740.00119 Control (Germany)/5–1045

Memorandum of Conversation, by the Acting Secretary of State

[Extract]
Participants: The President;
General J. C. Holmes;36
Mr. William Phillips;
Acting Secretary, Mr. Grew.

. . . . . . .

2. The Situation in Venezia Giulia and Trieste.

I said to the President that the most disturbing problem before us today is the situation in Venezia Giulia and especially in Trieste which the Yugoslavs had largely occupied, had raised their own flags and had changed the names of the streets from Italian to Yugoslav. I told the President of my deep concern regarding this situation which was growing more serious hourly, that Tito was not only proceeding to dominate the entire region which he admitted he intended to keep under the Peace Treaty, that Russia was undoubtedly behind Tito’s move with a view to utilizing Trieste as a Russian port in the future, that the Socialists and Communists argued that the United States and Great Britain are no longer able to oppose the Soviet Union in Europe and that Bonomi’s position as President of the Council was endangered.

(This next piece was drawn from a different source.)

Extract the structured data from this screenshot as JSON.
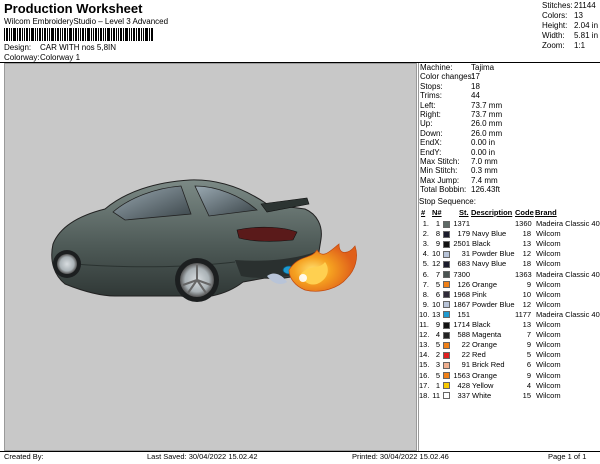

The President replied that he had been giving the most serious consideration to this matter and had finally come to the conclusion that the only solution was to “throw them out”. He realized that this was a reversal of his former position but that developments were such that it left no alternative.

I expressed relief and satisfaction and said that I would have prepared immediately a memorandum for the President to use in his communication to the Joint Chiefs. (This memorandum will lay down the so-called Alexander Line which includes Trieste and Pola as the eastern boundary to be occupied by the Allied forces.)

We are also drafting a telegram from the President to Churchill on this subject.

In this connection I handed the President the telegram from Mr. Kennan37 in Moscow in which he had pointed out the procedure used by Soviet Russia in Poland, Rumania, Bulgaria and Hungary and the indications that the same procedure would be adopted, so far as [Page 1155] the Soviets are permitted to do so, in the case of Austria and Czechoslovakia and I said I thought it would be helpful to the President to read the telegram with care. The President said that he was fully alive to this situation and would read the telegram carefully.

. . . . . . .

Joseph C. Grew
  1. Assistant Secretary of State.
  2. George F. Kennan, Chargé in the Soviet Union; telegram 1424, April 30, 1945, vol. iii, p. 105.